Simulating differential games with improved fidelity to better inform cooperative & adversarial two vehicle UAV flight

Abstract

Automatic determination of an areal vehicle's strategy rests on accurate simulation and forecasting to inform control decisions. As system dynamics affect the outcomes, when two or more vehicles interact finding the best strategy to take may be considered a differential game. While traditionally modelled using ideal kinematics, the effect on, and the variation of, the optimal strategy based on simulating realistic dynamics is investigated. A derivation for the optimal strategies of the players in 'regular' regions of the state space is completed. Two simulators were developed to compare game terminal results to the theoretical predictions. A MATLAB simulator with ideal player kinematics was the first simulator formed. Then, a high-fidelity simulator, using Microsoft's AirSim project was implemented. This involved configuring AirSim to run using software commands only, and extending the functionality to allow for the simulation of two separately-controlled drones. A trivial differential game with two agile players, termed Pedestrian Tag (PT), was used to identify the accuracy of time-to-capture predictions.
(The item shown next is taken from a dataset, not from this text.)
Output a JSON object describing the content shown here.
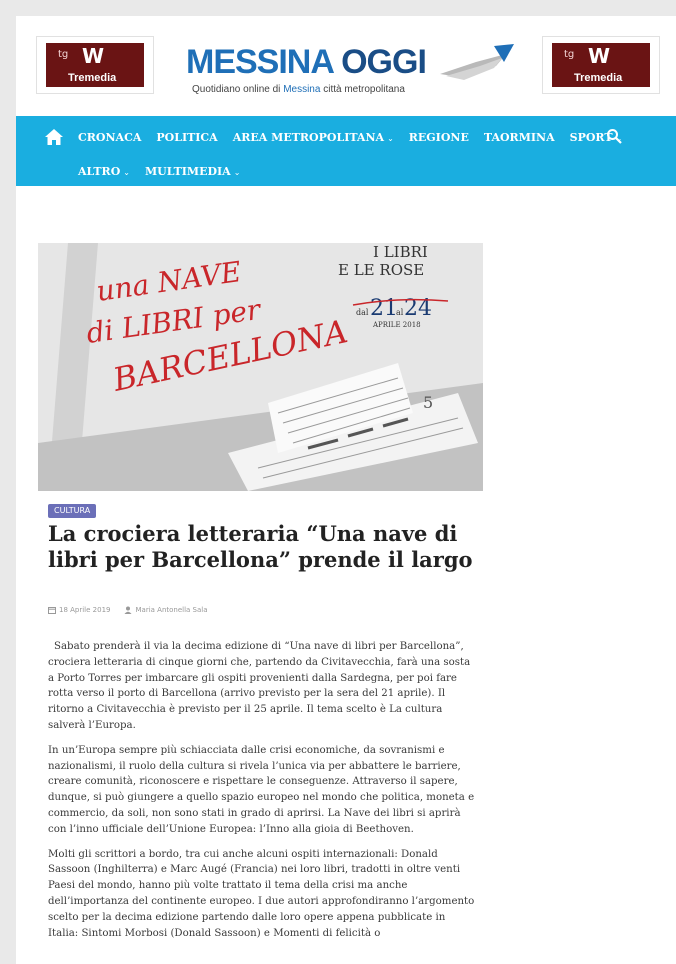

The MATLAB simulator was found to match the model prediction, whereas the AirSim simulator required more gameplay time than predicted to achieve capture. For a Homicidal Chauffeur (HC) game, the MATLAB simulator results were consistent with the theoretical predictions. However, multiple outcomes of trials contrasted the predicted terminal results for the high-fidelity simulator. The results indicate that modelling the players to have ideal kinematics does not correctly predict the outcome of a pursuit-evasion game with full/realistic dynamics. Although some deviation from the model assumptions was introduced due to implementation constraints, the primary factor was concluded to be the realistic velocities of the drone agents due to unaccounted dynamics such as inertia and drag. Future research topics prompted by this work include applying the simulation to more differential games, and comparing against player strategies developed from other methods.